Does the inverter include an adjustable LVD?

Many large inverters (> 1000W) have a settable low voltage disconnect (LVD). Check the user’s manual. If you can set the inverter to disconnect at 12.0V or so, you won’t need to purchase a separate LVD circuit, saving you money and complexity. (See our page on choosing LVDs.) Beware: most smaller 12V inverters will drain your battery too low before shutting off, quickly ruining it. You must install a LVD between the inverter and batteries to protect your battery investment.

The Suresine 12V, 300 watt inverter has a built-in adjustable LVD, so you can skip the extra complexity and cost of a separate LVD.

Larger systems should use a 24V or 48V battery bank

At ~1000W and above you can find 24V and 48V inverters. Running with a higher battery voltage has many advantages.
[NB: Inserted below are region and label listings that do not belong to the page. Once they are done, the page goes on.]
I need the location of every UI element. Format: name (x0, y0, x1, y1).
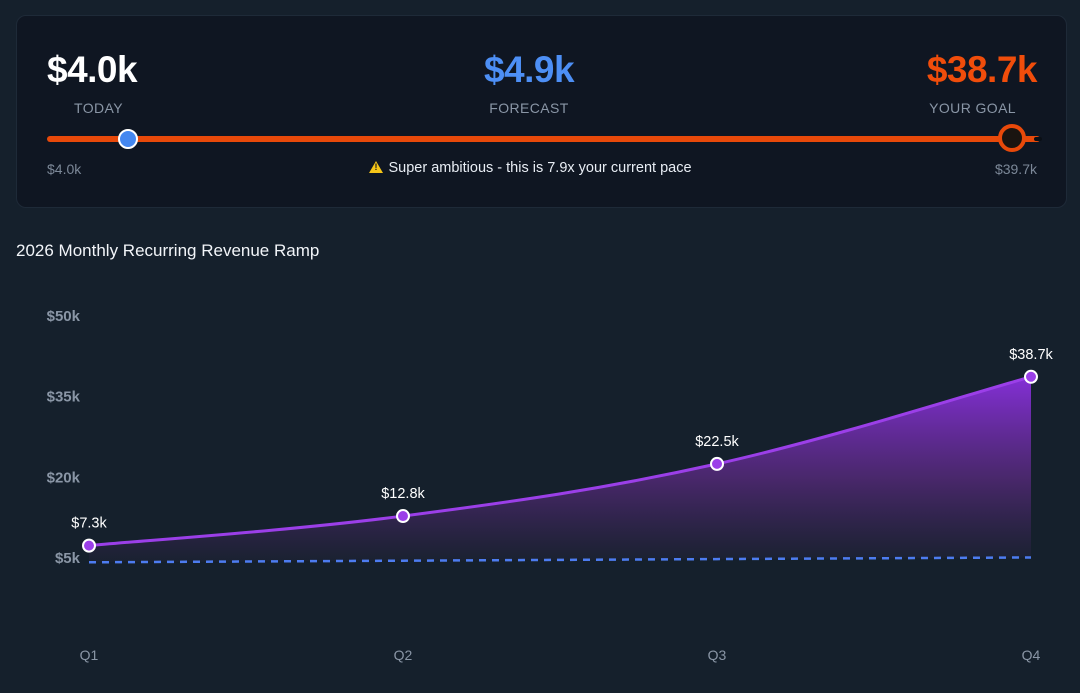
data-point[interactable] (82, 538, 96, 553)
current-pace-marker (117, 129, 138, 149)
data-point[interactable] (396, 509, 410, 524)
warning-triangle-icon (369, 161, 384, 173)
data-point[interactable] (1024, 369, 1038, 384)
x-tick-label: Q4 (1022, 647, 1041, 663)
forecast-label: FORECAST (489, 100, 569, 116)
goal-stat: $38.7k YOUR GOAL (926, 49, 1038, 117)
forecast-value: $4.9k (483, 49, 575, 90)
goal-slider-track-end (1034, 137, 1042, 141)
goal-slider-handle[interactable] (998, 124, 1027, 152)
data-point[interactable] (710, 456, 724, 471)
goal-label: YOUR GOAL (929, 100, 1016, 116)
today-value: $4.0k (47, 49, 138, 90)
x-tick-label: Q3 (708, 647, 727, 663)
today-stat: $4.0k TODAY (47, 49, 138, 117)
x-tick-label: Q1 (80, 647, 99, 663)
warning-text: Super ambitious - this is 7.9x your curr… (388, 160, 692, 176)
y-tick-label: $50k (47, 308, 81, 325)
x-tick-label: Q2 (394, 647, 413, 663)
current-pace-baseline (88, 556, 1032, 564)
goal-value: $38.7k (926, 49, 1038, 90)
slider-min-label: $4.0k (47, 161, 82, 177)
y-tick-label: $5k (55, 550, 81, 567)
y-tick-label: $35k (47, 389, 81, 406)
data-label: $38.7k (1009, 347, 1053, 363)
ambition-warning: Super ambitious - this is 7.9x your curr… (17, 160, 1044, 176)
revenue-area-fill (89, 376, 1031, 563)
slider-max-label: $39.7k (994, 161, 1037, 177)
data-label: $7.3k (71, 516, 107, 532)
today-label: TODAY (74, 100, 123, 116)
y-tick-label: $20k (47, 469, 81, 486)
revenue-line (88, 375, 1032, 548)
data-label: $22.5k (695, 434, 739, 450)
data-label: $12.8k (381, 486, 425, 502)
goal-card: $4.0k TODAY $4.9k FORECAST $38.7k YOUR G… (16, 15, 1067, 208)
goal-slider-track[interactable] (47, 136, 1040, 142)
chart-title: 2026 Monthly Recurring Revenue Ramp (16, 241, 320, 260)
forecast-stat: $4.9k FORECAST (429, 49, 629, 117)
  • Cables can be much smaller and longer without heavy losses. The extremely fat cables needed for a high capacity 12V system are stiff and very difficult to handle, hard to connect to, and difficult an expensive to obtain.
  • Save money on charge controllers. The same MPPT charge controller can handle double the number of panels when charging a 24V battery or 4X as many with a 48V battery. Example: The Outback Flexmax 60 charge controller is limited to approximately 720W worth of solar panels with a 12V battery, (12V x 60A = 720W) If you need more panels than that you’ll have to buy multiple charge controllers and hook them in parallel. But with a 48V battery bank the exact same Flexmax 60 charge controller can handle 2880W of solar panels.
  • You can build a much higher capacity battery bank without exceeding the 3 strings in parallel rule. If the largest batteries you can find locally are 12V 200Ah, three in parallel only gets you 2400Wh of usable capacity. But you can build a 48V battery bank using them in 3 strings giving 9600Wh. Use our battery balancer to keep the individual batteries in each series evenly charged.

Inverters are only about 85% efficient

This varies a bit, but you need to add another ~18% to your watt hour calculations if your loads are going through an inverter because an inverter wastes that much as heat before the loads get the power.  However, for larger systems this can be more efficient than trying to run 12V DC cables all over a building. The losses in the 12V DC cables can be very high unless you use extremely fat wires, which may be hard to source in  your area.